With Cryptocurrencies gaining prominence, several countries have begun to look into policies to incorporate them into their financial structures. Vietnam is joining that list, as the country’s Ministry of Finance is working actively to launch a research group to study cryptocurrencies and virtual assets.
A Possible Policy for Cryptocurrency Use
Local news source Vietnam Plus broke the news on Monday, explaining in a report that the research group will lead the Vietnamese government’s policy formation efforts on adopt digital assets. The new unit will propose policies for the Vietnamese government and pave the way for possible crypto and blockchain adoption in the country going forward.
The group, which the government inaugurated on the same day, will include nine members. Pham Hong Son., the Vice Chairman of the State Securities Commission, will serve as its chair. Other members of the group include representatives of Vietnamese exchange and securities regulators – the National Institute for Vietnam Finance (NIVF), the General Department of Taxation, Vietnam Customs, and the State Bank of Vietnam.
Per the report, the research unit will help the nation to stay attuned with new developments in the fast-growing blockchain sector. Ultimately, this will give Vietnamese crypto investors and companies a chance to react adequately to regulatory challenges in their local crypto space.
Vietnam’s Complicated Relationship with Cryptocurrency
Vietnam has had mixed reactions to blockchain technology. In 2017, the country’s Prime Minister announced the government’s decision to supervise the creation of a legislative framework that will govern cryptocurrency use in Vietnam. However, the government banned Bitcoin as a mode of payment in April 2018. This directive meant that while individuals and corporations could still hold and trade in crypto, they couldn’t use virtual assets to purchase commodities.
In the same month, the government issued a rule for financial institutions to restrict their virtual currency offerings to mitigate money laundering risks. Since then, Vietnam has not formally taken a stand or created a regulation to oversee the crypto industry.
Private Firms Lead Vietnam’s Adoption of Blockchain
Despite the non-existent government framework, there have been attempts to target the retail Vietnamese crypto market. A notable campaign was carried out by the Linh Thanh Group, Vietnam’s biggest distribution company. In March 2019, the company partnered with Swiss blockchain company KRONN Ventures to mine digital currencies and launch a crypto exchange in Vietnam.

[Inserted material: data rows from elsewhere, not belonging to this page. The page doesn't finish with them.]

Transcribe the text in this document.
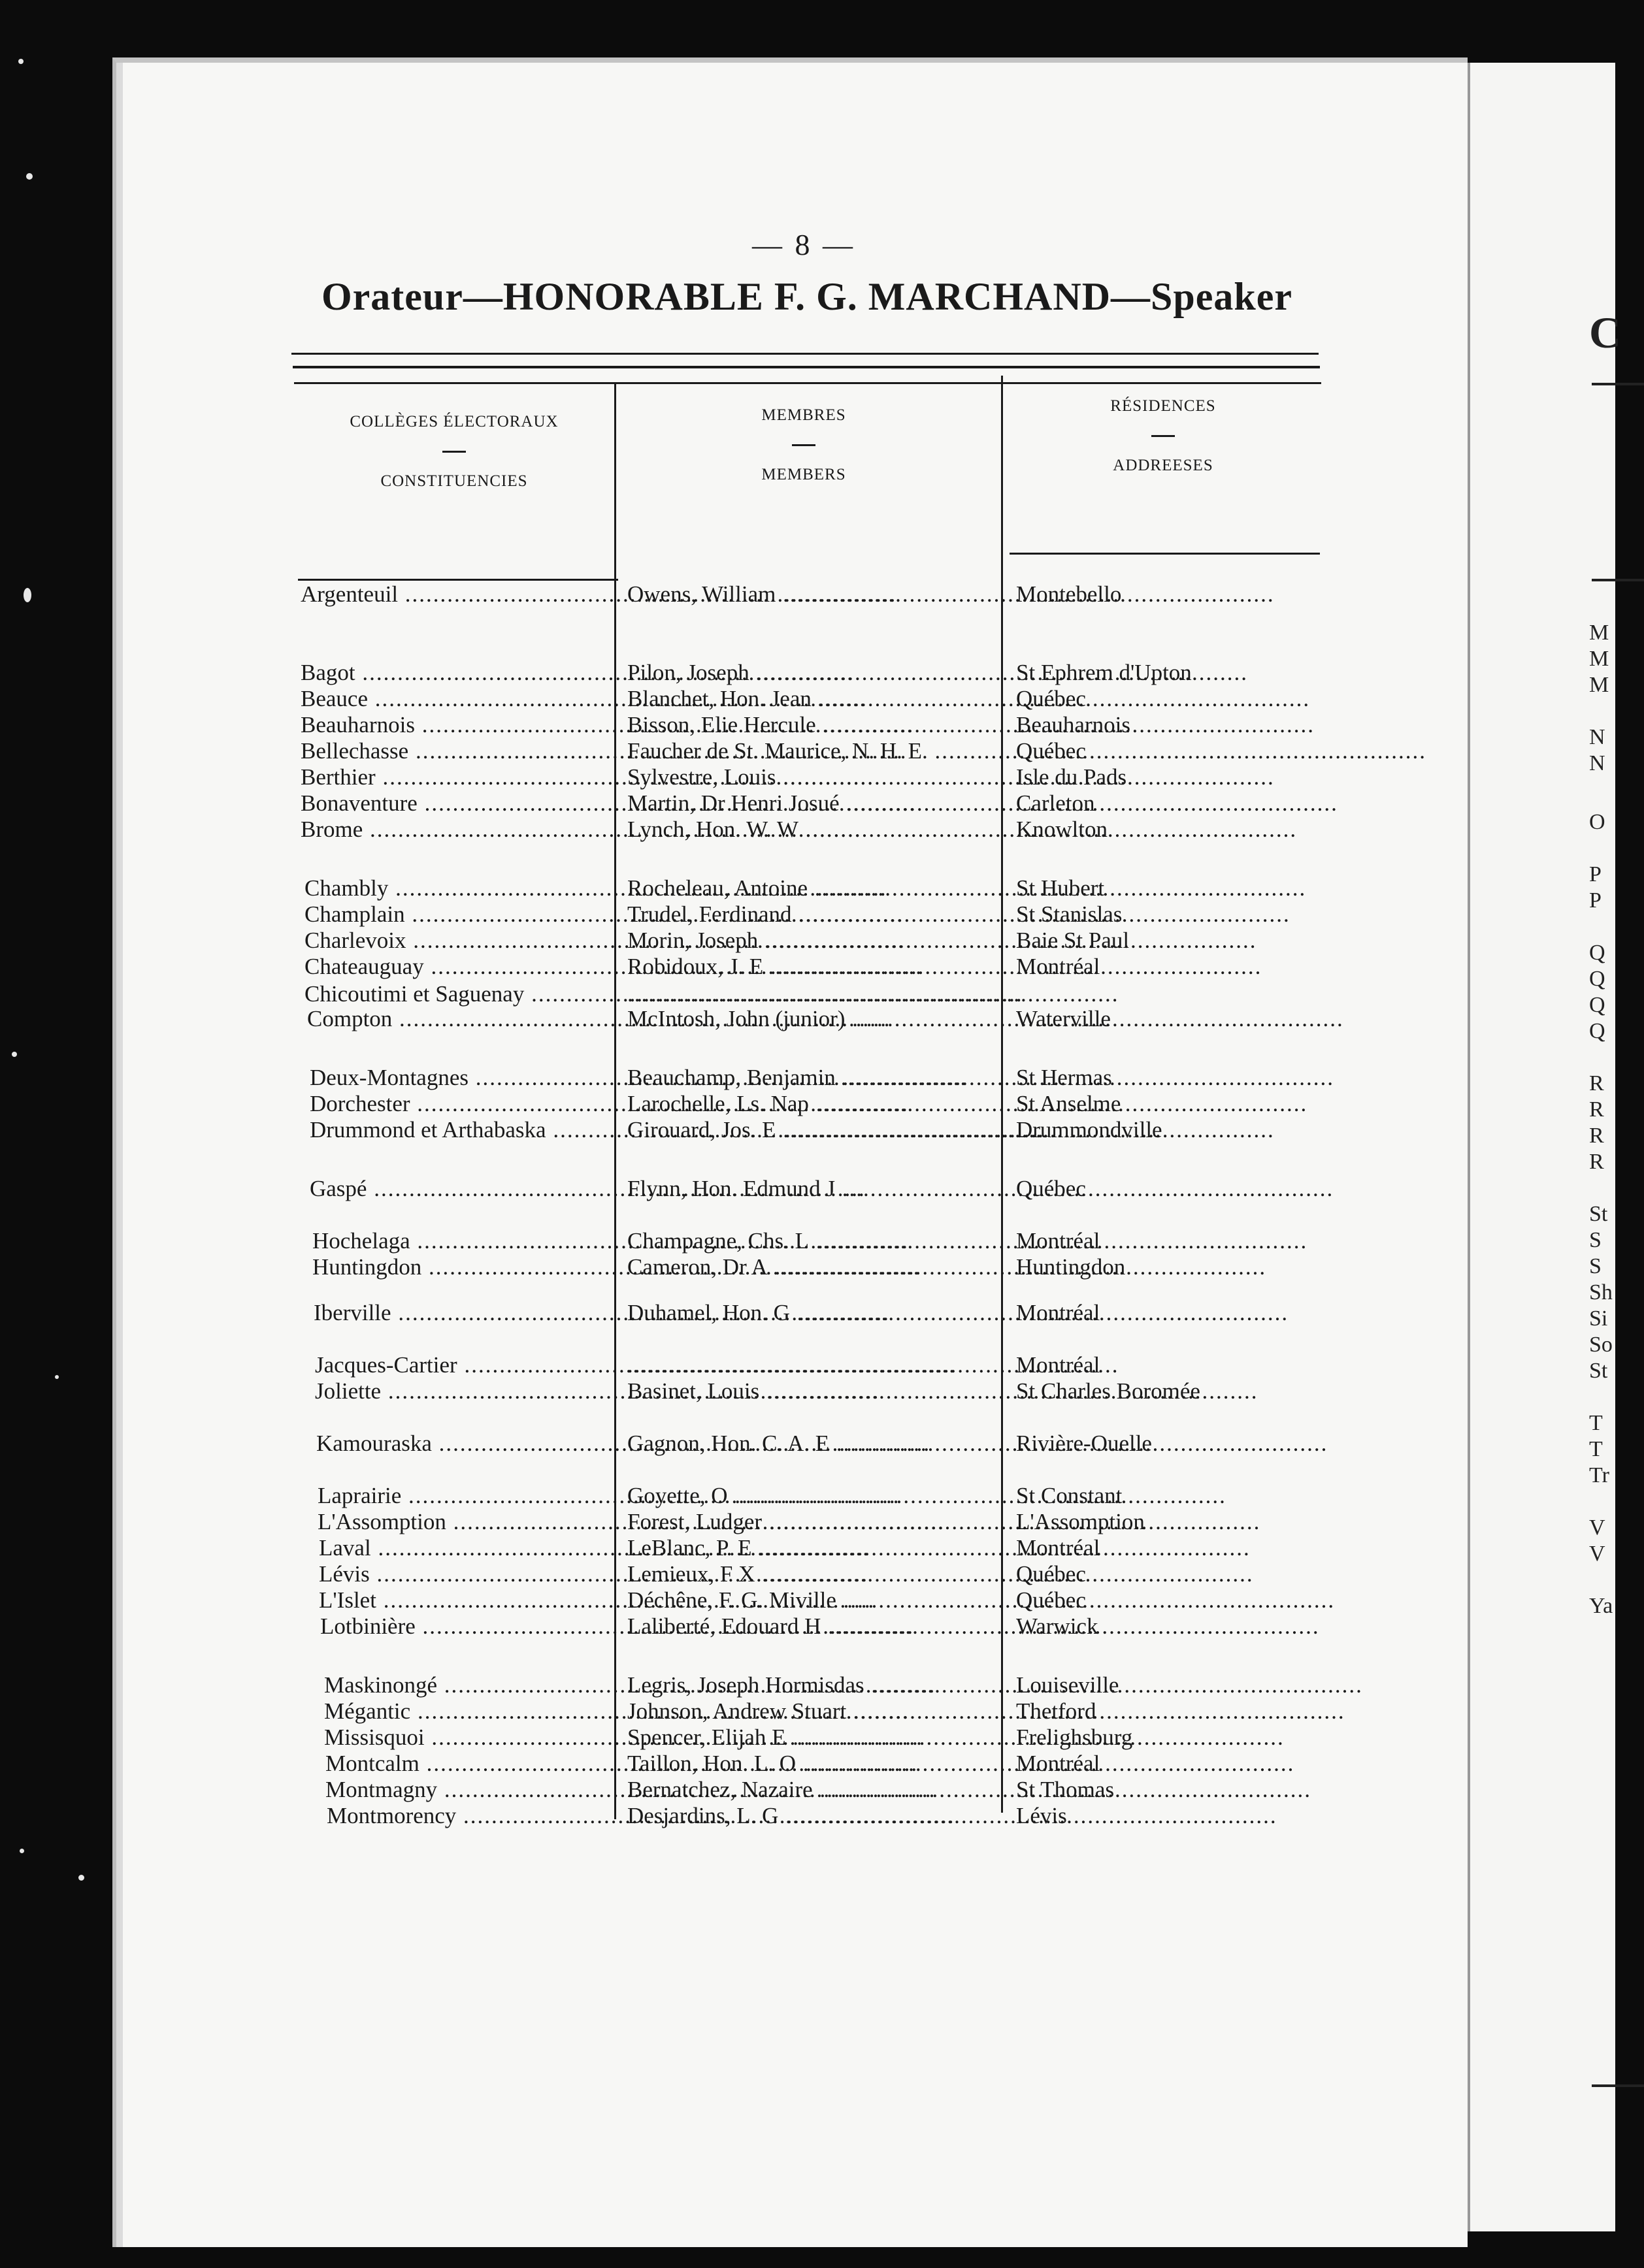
C
M
M
M
N
N
O
P
P
Q
Q
Q
Q
R
R
R
R
St
S
S
Sh
Si
So
St
T
T
Tr
V
V
Ya
— 8 —
Orateur—HONORABLE F. G. MARCHAND—Speaker
COLLÈGES ÉLECTORAUX
CONSTITUENCIES
MEMBRES
MEMBERS
RÉSIDENCES
ADDREESES
Argenteuil .....	Owens, William .....	Montebello
Bagot .....	Pilon, Joseph .....	St Ephrem d'Upton
Beauce .....	Blanchet, Hon. Jean .....	Québec
Beauharnois .....	Bisson, Elie Hercule .....	Beauharnois
Bellechasse .....	Faucher de St. Maurice, N. H. E. .....	Québec
Berthier .....	Sylvestre, Louis .....	Isle du Pads
Bonaventure .....	Martin, Dr Henri Josué .....	Carleton
Brome .....	Lynch, Hon. W. W .....	Knowlton
Chambly .....	Rocheleau, Antoine .....	St Hubert
Champlain .....	Trudel, Ferdinand .....	St Stanislas
Charlevoix .....	Morin, Joseph .....	Baie St Paul
Chateauguay .....	Robidoux, J. E .....	Montréal
Chicoutimi et Saguenay .....
.....
Compton .....	McIntosh, John (junior) .....	Waterville
Deux-Montagnes .....	Beauchamp, Benjamin .....	St Hermas
Dorchester .....	Larochelle, Ls. Nap .....	St Anselme
Drummond et Arthabaska .....	Girouard, Jos. E .....	Drummondville
Gaspé .....	Flynn, Hon. Edmund J .....	Québec
Hochelaga .....	Champagne, Chs. L .....	Montréal
Huntingdon .....	Cameron, Dr A .....	Huntingdon
Iberville .....	Duhamel, Hon. G .....	Montréal
Jacques-Cartier .....
.....	Montréal
Joliette .....	Basinet, Louis .....	St Charles Boromée
Kamouraska .....	Gagnon, Hon. C. A. E .....	Rivière-Ouelle
Laprairie .....	Goyette, O .....	St Constant
L'Assomption .....	Forest, Ludger .....	L'Assomption
Laval .....	LeBlanc, P. E .....	Montréal
Lévis .....	Lemieux, F X .....	Québec
L'Islet .....	Déchêne, F. G. Miville .....	Québec
Lotbinière .....	Laliberté, Edouard H .....	Warwick
Maskinongé .....	Legris, Joseph Hormisdas .....	Louiseville
Mégantic .....	Johnson, Andrew Stuart .....	Thetford
Missisquoi .....	Spencer, Elijah E .....	Frelighsburg
Montcalm .....	Taillon, Hon. L. O .....	Montréal
Montmagny .....	Bernatchez, Nazaire .....	St Thomas
Montmorency .....	Desjardins, L. G .....	Lévis
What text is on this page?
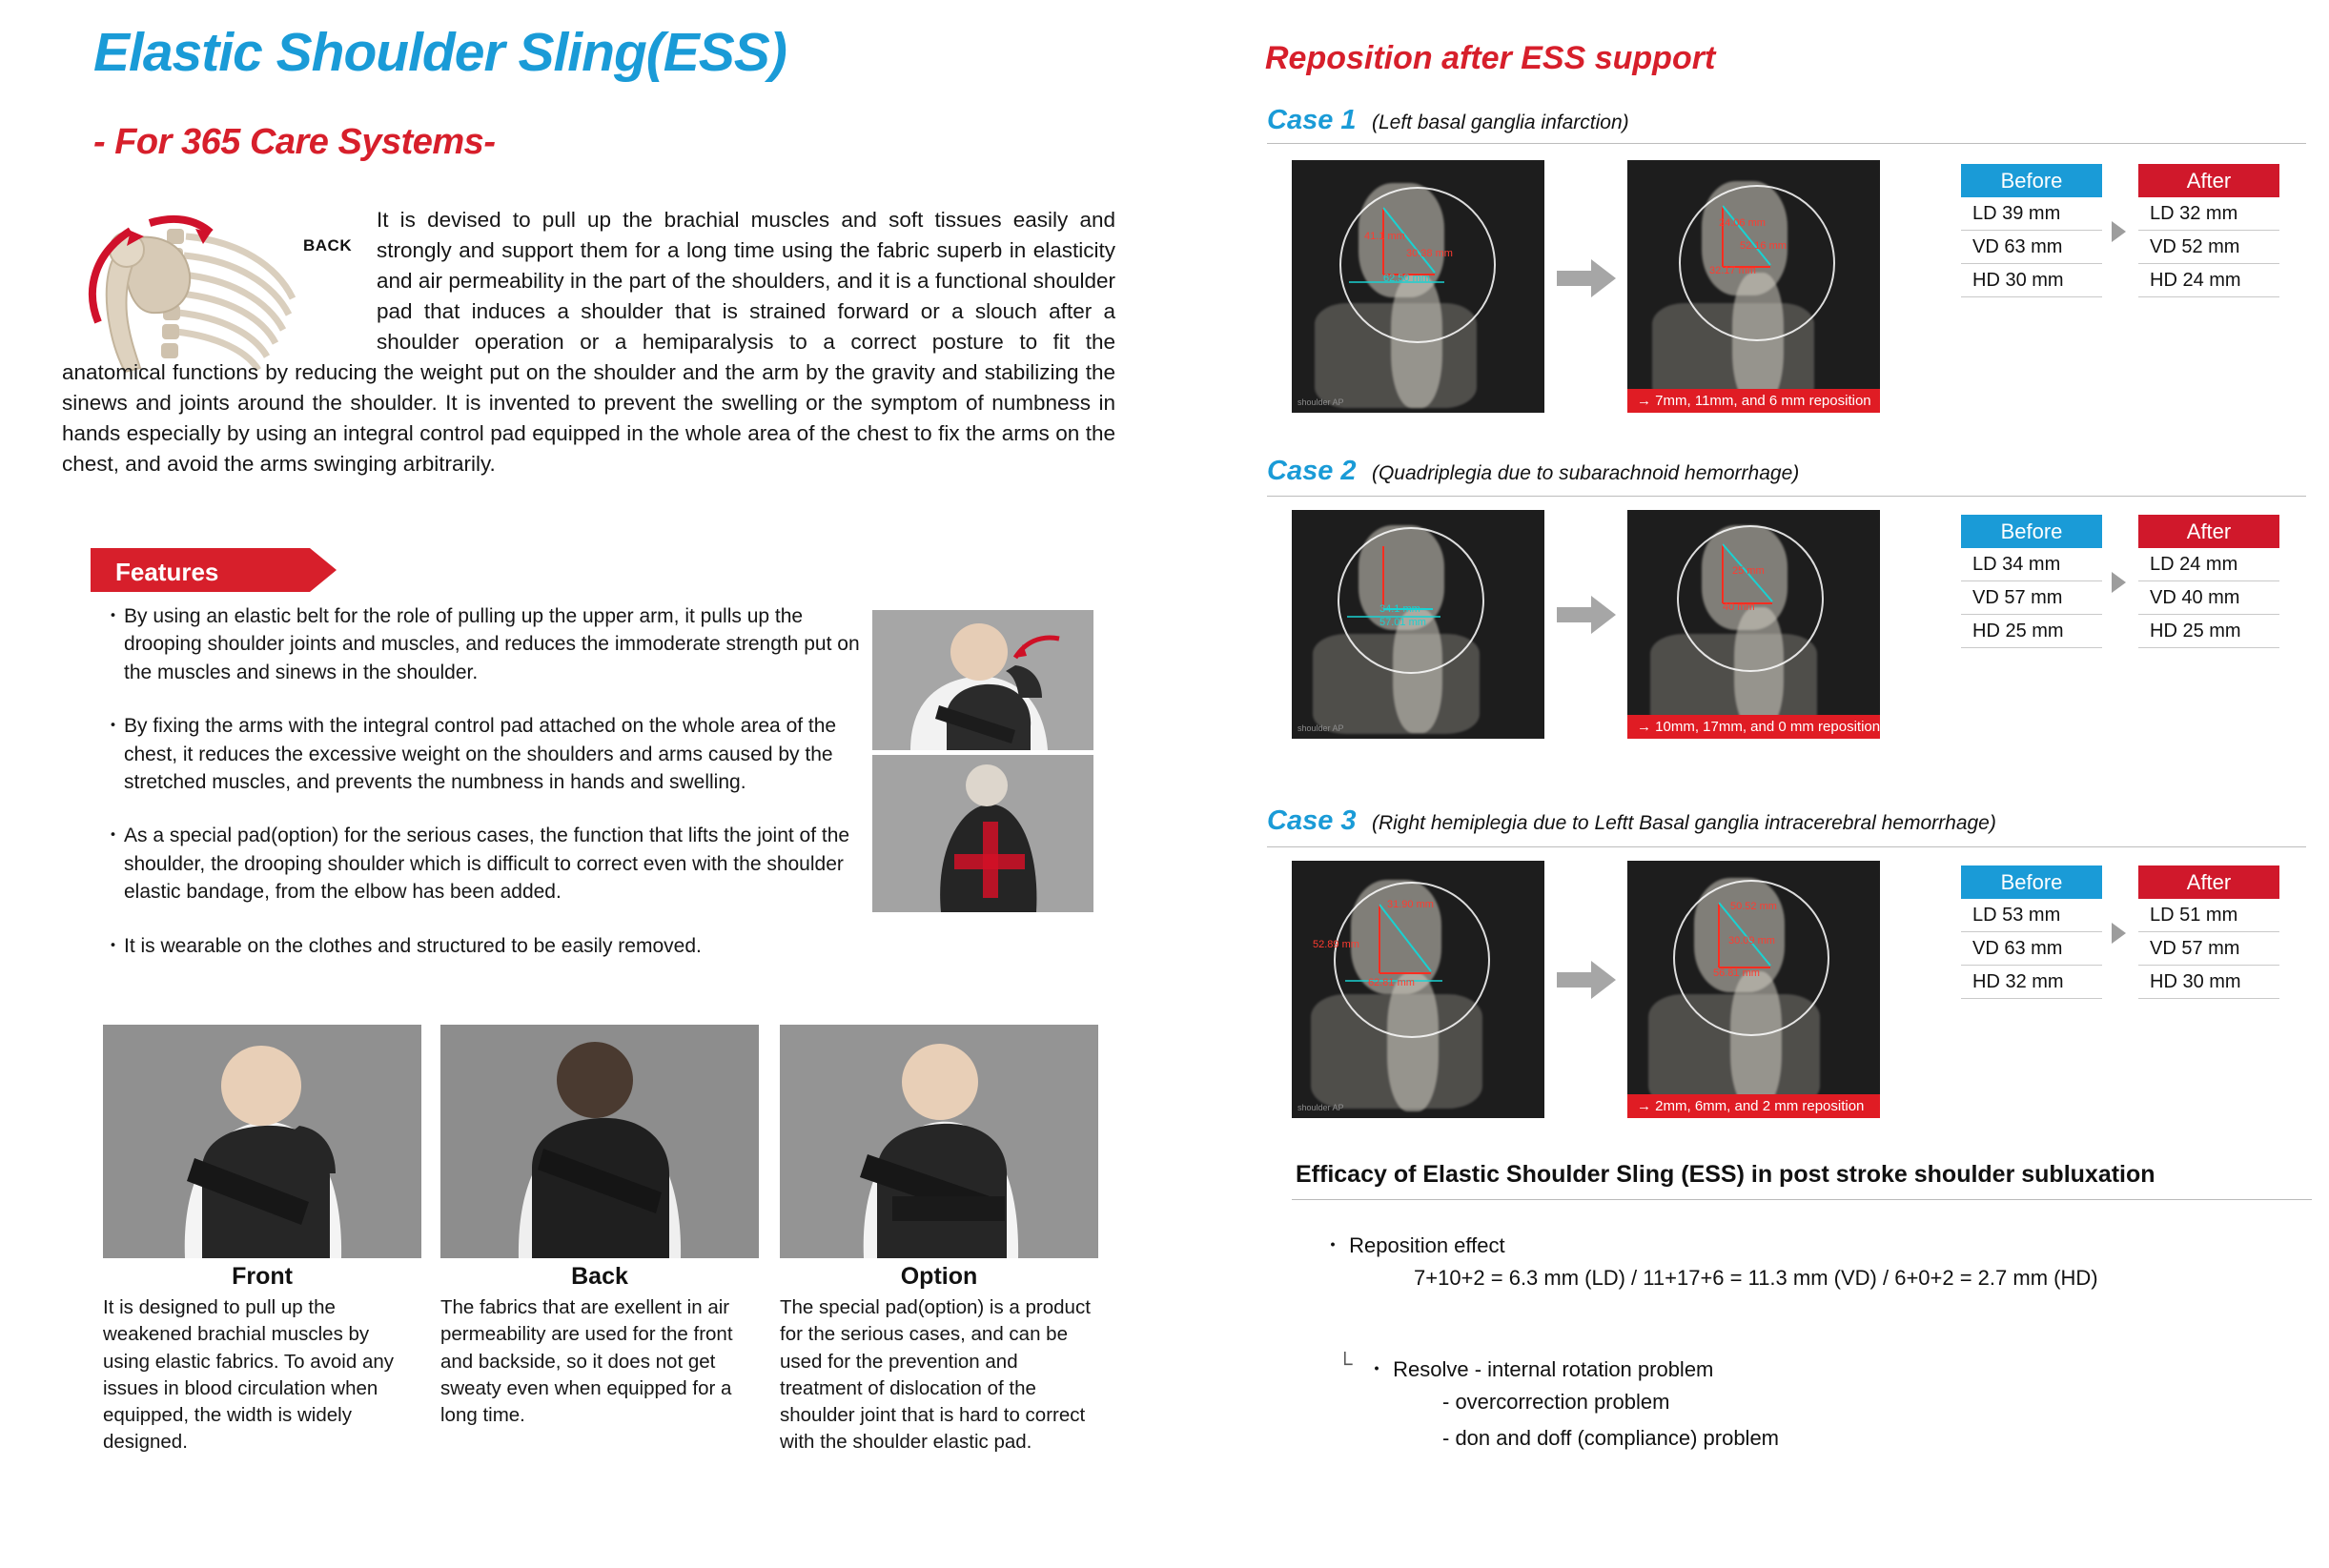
Elastic Shoulder Sling(ESS)
- For 365 Care Systems-
BACK
It is devised to pull up the brachial muscles and soft tissues easily and strongly and support them for a long time using the fabric superb in elasticity and air permeability in the part of the shoulders, and it is a functional shoulder pad that induces a shoulder that is strained forward or a slouch after a shoulder operation or a hemiparalysis to a correct posture to fit the anatomical functions by reducing the weight put on the shoulder and the arm by the gravity and stabilizing the sinews and joints around the shoulder. It is invented to prevent the swelling or the symptom of numbness in hands especially by using an integral control pad equipped in the whole area of the chest to fix the arms on the chest, and avoid the arms swinging arbitrarily.
Features
・ By using an elastic belt for the role of pulling up the upper arm, it pulls up the drooping shoulder joints and muscles, and reduces the immoderate strength put on the muscles and sinews in the shoulder.
・ By fixing the arms with the integral control pad attached on the whole area of the chest, it reduces the excessive weight on the shoulders and arms caused by the stretched muscles, and prevents the numbness in hands and swelling.
・ As a special pad(option) for the serious cases, the function that lifts the joint of the shoulder, the drooping shoulder which is difficult to correct even with the shoulder elastic bandage, from the elbow has been added.
・ It is wearable on the clothes and structured to be easily removed.
Front	Back	Option
It is designed to pull up the weakened brachial muscles by using elastic fabrics. To avoid any issues in blood circulation when equipped, the width is widely designed.
The fabrics that are exellent in air permeability are used for the front and backside, so it does not get sweaty even when equipped for a long time.
The special pad(option) is a product for the serious cases, and can be used for the prevention and treatment of dislocation of the shoulder joint that is hard to correct with the shoulder elastic pad.
Reposition after ESS support
Case 1 (Left basal ganglia infarction)
30.38 mm
62.50 mm
41.1 mm
shoulder AP
52.16 mm
32.17 mm
24.06 mm
→ 7mm, 11mm, and 6 mm reposition
Before
LD 39 mm
VD 63 mm
HD 30 mm
After
LD 32 mm
VD 52 mm
HD 24 mm
Case 2 (Quadriplegia due to subarachnoid hemorrhage)
34.1 mm
57.01 mm
shoulder AP
25 mm
40 mm
→ 10mm, 17mm, and 0 mm reposition
Before
LD 34 mm
VD 57 mm
HD 25 mm
After
LD 24 mm
VD 40 mm
HD 25 mm
Case 3 (Right hemiplegia due to Leftt Basal ganglia intracerebral hemorrhage)
31.90 mm
52.89 mm
62.81 mm
shoulder AP
50.52 mm
30.09 mm
56.81 mm
→ 2mm, 6mm, and 2 mm reposition
Before
LD 53 mm
VD 63 mm
HD 32 mm
After
LD 51 mm
VD 57 mm
HD 30 mm
Efficacy of Elastic Shoulder Sling (ESS) in post stroke shoulder subluxation
・ Reposition effect
7+10+2 = 6.3 mm (LD) / 11+17+6 = 11.3 mm (VD) / 6+0+2 = 2.7 mm (HD)
└ ・ Resolve - internal rotation problem
- overcorrection problem
- don and doff (compliance) problem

Earlier in the month, HDBank, a Vietnamese banking institution, joined Contour, a blockchain-based trade platform built on R3’s Corda. An announcement by the growing blockchain network confirmed that the bank would take advantage of digital trading technology to optimize the speed and security of its credit services.
HDBank is not the only Vietnamese finance institution that has partnered with a blockchain network. On May 3, Tien Phong Commercial Joint Stock Bank (TPBank) announced its partnership with Ripple, a blockchain technology company.
According to the statement, the bank signed an agreement with the digital finance company to aid financial transactions between its customers in Japan and Vietnam. The bank also attributed its decision to the growing trend of immigration of Vietnam citizens to Japan.